Recent trends will make it harder for AIG to repay the government. Employees are leaving and customers are fed up. Asset sales that were supposed to be the basis of repayment are slow and may exist postponed farther. And the company itself has few illusions concerning which an uphill road it confronts. "Those are aggregate risks," says Nicholas Ashooh, an AIG senior vice-president. "Though we have five years to repay the government, not one one wants to wait that long."

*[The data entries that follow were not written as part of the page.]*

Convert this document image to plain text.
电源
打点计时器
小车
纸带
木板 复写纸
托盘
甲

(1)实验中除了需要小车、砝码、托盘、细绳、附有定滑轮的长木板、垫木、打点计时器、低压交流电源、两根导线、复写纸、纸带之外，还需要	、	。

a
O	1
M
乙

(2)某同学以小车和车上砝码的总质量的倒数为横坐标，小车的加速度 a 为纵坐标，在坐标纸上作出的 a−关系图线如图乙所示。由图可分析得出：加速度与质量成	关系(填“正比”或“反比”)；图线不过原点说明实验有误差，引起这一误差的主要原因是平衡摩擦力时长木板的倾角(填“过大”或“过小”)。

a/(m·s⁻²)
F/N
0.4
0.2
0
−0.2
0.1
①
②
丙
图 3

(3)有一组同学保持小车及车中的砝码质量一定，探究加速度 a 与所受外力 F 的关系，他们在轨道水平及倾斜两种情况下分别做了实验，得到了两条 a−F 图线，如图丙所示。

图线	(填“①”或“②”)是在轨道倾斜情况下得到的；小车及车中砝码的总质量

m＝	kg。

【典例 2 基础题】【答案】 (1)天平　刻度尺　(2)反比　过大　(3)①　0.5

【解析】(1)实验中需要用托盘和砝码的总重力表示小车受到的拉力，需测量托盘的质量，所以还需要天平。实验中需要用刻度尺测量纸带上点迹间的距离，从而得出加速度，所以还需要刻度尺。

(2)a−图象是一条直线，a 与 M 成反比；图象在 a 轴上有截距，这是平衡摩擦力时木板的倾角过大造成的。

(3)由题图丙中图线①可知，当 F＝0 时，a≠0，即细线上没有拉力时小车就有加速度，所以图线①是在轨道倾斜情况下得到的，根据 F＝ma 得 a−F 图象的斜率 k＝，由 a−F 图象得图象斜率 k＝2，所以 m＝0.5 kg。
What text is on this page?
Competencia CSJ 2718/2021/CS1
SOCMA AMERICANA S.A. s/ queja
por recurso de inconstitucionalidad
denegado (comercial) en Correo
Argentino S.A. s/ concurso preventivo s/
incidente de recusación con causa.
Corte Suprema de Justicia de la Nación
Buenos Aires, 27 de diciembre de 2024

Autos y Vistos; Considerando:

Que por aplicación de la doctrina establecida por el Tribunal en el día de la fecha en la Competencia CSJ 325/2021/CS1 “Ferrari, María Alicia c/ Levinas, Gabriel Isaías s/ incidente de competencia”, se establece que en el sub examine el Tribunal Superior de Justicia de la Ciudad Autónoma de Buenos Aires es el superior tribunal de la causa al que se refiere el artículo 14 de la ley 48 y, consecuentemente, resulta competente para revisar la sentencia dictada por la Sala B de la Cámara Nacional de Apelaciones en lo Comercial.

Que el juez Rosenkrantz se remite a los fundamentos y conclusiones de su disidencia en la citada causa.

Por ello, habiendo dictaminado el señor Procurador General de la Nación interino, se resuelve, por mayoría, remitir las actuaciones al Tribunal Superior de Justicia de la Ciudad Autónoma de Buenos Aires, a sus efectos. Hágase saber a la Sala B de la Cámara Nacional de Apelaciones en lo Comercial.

Even more in the body politic are losing patience. On Jan. 30, Representative Spencer Bachus (R-Ala.), the ranking member on the House Financial Services Committee, and Representative Paul Kanjorski (D-Pa.), the chairman of the subcommittee on chief city markets, insurance, & government sponsored enterprises, sent a letter to the U.S. Government Accountability Office seeking any investigation into the federal rescue package and its impact on the insurance market. Among the things the representatives are looking against: a determination of whether the rescue package has "resulted in measurable progress."

Significant Employee Departures

Employees appear to be to be voting no. A steady stream of AIG underwriters have handed in their resignations in the past few months, particularly bad news in a business built on relationships. The greatest designate by number high-profile departure: longtime executive Kevin Kelley, who had been running AIG’session profitable Lexington Insurance reinsurance businesses. He left in December to become chief executive of Bermuda-based estate insurer Ironshore. But he’sitting appropriate the tip of the iceberg, says insurance recruiter Gary Jacobson. With unemployment in the insurance industry at just 3.5%—and even lower levels for underwriters—there’sitting plenty of chance; fit for AIG staff to jump. "I think [AIG is] going to have a excessively difficult time executing [its] strategy for the reason that of the talent drain," says Jacobson.

Reports cropping up in the past two days that AIG may have a loss of as abundant as $60 billion this quarter have left customers tired of the bad surprises from the company, moreover. "In the last 48 hours, I think clients have lost their patience on the blister," says Neil Krauter, whose insurance brokerage, Krauter & Co., does commerce with AIG. "A distribute of buyers declared originally, ‘Let’s try to help them, be good partners.’ I think that constancy has indeed gone away."

The government’s bailout of AIG has taken a number of different forms. First is a five-year, interest-bearing $60 billion line of credit, of which AIG has currently drawn $36 billion, in go for that the government holds each 80% stake in the company. The government also used $40 billion of TARP money to buy preferred stock in AIG that earns a 10% dividend.